Photys Therapeutics is a biotechnology company focused on developing innovative medicines by precisely controlling protein function within the body. They aim to address various diseases with limited treatment options through distinct biological mechanisms.
The Science of Targeted Protein Phosphorylation
Protein phosphorylation is a fundamental biological process that acts like a molecular switch, turning protein activity on or off. This modification involves the addition of a phosphate group to a protein, which can alter its shape, function, or interactions with other molecules in the cell. Kinases are enzymes responsible for adding these phosphate groups, while phosphatases remove them, maintaining a delicate balance in cellular signaling pathways.
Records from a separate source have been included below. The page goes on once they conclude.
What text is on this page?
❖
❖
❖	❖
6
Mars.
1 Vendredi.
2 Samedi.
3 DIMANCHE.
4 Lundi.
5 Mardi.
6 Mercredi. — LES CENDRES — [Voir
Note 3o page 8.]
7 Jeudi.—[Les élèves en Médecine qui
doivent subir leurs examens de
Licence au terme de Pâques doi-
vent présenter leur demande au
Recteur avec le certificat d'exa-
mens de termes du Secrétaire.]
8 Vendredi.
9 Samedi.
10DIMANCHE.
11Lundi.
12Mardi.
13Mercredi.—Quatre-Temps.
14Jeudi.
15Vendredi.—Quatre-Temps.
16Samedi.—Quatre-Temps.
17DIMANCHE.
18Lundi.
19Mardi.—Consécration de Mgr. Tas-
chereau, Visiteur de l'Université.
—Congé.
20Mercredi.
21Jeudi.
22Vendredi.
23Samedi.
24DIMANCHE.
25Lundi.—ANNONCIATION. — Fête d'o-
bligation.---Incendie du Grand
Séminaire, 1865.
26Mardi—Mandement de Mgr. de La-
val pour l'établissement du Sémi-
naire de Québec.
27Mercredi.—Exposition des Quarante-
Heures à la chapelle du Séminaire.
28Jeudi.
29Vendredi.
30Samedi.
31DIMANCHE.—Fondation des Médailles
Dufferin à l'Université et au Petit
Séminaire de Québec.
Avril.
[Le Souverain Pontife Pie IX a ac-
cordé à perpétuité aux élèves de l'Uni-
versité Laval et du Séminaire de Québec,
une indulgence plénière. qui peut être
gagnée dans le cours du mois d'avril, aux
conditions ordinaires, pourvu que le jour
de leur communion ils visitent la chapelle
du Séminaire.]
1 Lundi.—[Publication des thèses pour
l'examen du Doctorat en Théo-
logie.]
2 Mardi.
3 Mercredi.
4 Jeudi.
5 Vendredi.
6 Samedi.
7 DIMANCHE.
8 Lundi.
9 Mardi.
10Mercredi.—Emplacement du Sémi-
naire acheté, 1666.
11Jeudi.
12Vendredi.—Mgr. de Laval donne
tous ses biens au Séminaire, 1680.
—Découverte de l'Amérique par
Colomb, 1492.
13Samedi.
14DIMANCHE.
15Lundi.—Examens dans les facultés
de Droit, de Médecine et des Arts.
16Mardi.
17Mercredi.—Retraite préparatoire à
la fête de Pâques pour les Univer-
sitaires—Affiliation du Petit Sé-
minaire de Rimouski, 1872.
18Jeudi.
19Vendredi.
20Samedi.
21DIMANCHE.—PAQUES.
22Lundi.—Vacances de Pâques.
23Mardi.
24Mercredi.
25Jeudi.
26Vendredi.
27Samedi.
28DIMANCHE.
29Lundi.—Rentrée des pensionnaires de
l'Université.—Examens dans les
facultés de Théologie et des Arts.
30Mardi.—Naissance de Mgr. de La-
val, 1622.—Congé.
Photys Therapeutics has developed a proprietary platform known as Phosphorylation-Inducing Chimeric Molecules (PHICS). These bifunctional molecules have two distinct parts linked together. One part binds to a specific kinase, and the other binds to a target protein implicated in a disease.
A PHICS molecule brings the kinase and the target protein into close proximity. This induced closeness allows the kinase to phosphorylate the target protein, even if it wouldn’t normally do so. By precisely controlling this phosphorylation, PHICS can alter the target protein’s function, activating, inactivating, or modifying its behavior to achieve a therapeutic effect.
Applications in Disease Treatment
The ability to precisely control protein activity through phosphorylation offers a promising strategy for treating various diseases. Photys Therapeutics primarily focuses on oncology, the field of cancer treatment. In cancer, uncontrolled protein activity often drives tumor growth and survival.
By modulating protein function through PHICS, the company aims to reactivate tumor suppressor proteins or alter the behavior of proteins that promote cancer development. For example, PHICS can induce phosphorylation events that inhibit oncogenic kinases, leading to cancer cell death. Beyond oncology, Photys is also applying its PHICS technology to develop medicines for autoimmune, inflammatory, and cardiometabolic diseases.
The Photys Corporate and Scientific Foundation
Photys Therapeutics was co-founded by leading scientific minds and established venture capital firms. The company originated from the research of Dr. Amit Choudhary, a chemical biologist from Brigham and Women’s Hospital and the Broad Institute of MIT and Harvard. Dr. Edward Holson is also a co-founder and the company’s chief scientific officer.
The company launched in September 2022 with a Series A financing round that raised $75 million. This funding was led by MPM Capital (now MPM BioImpact) and included participation from other prominent investors such as Omega Funds, Longwood Fund, 8VC, Arkin Bio, Mass General Brigham Ventures, MRL Ventures Fund, Merck & Co., Eli Lilly and Company, and Heritage Medical Systems. The scientific advisory board includes distinguished scientists like Eric Fischer from Dana-Farber Cancer Institute, Tony Hunter from the Salk Institute, Angela Koehler from MIT, and Dan Nomura from UC Berkeley.
Differentiating from Other Therapeutic Modalities
Photys Therapeutics’ PHICS molecules distinguish themselves from other therapeutic modalities, such as Proteolysis-Targeting Chimeras (PROTACs). Both PHICS and PROTACs are bifunctional molecules that leverage induced proximity, but their fundamental mechanisms and therapeutic goals differ. PROTACs function by recruiting an E3 ligase to a target protein, flagging it for degradation and complete removal from the cell via the ubiquitin-proteasome system. This process essentially eliminates the problematic protein.
In contrast, PHICS molecules operate by inducing a kinase to phosphorylate a target protein, modifying its function rather than destroying it. This modification can activate, inactivate, or alter the protein’s behavior in a precise manner. The ability to modify a protein’s function, rather than simply degrading it, offers potential advantages, such as fine-tuning cellular pathways or addressing diseases where complete protein removal is not desirable or possible. This approach may also target proteins not amenable to degradation by PROTACs, expanding the range of “undruggable” targets.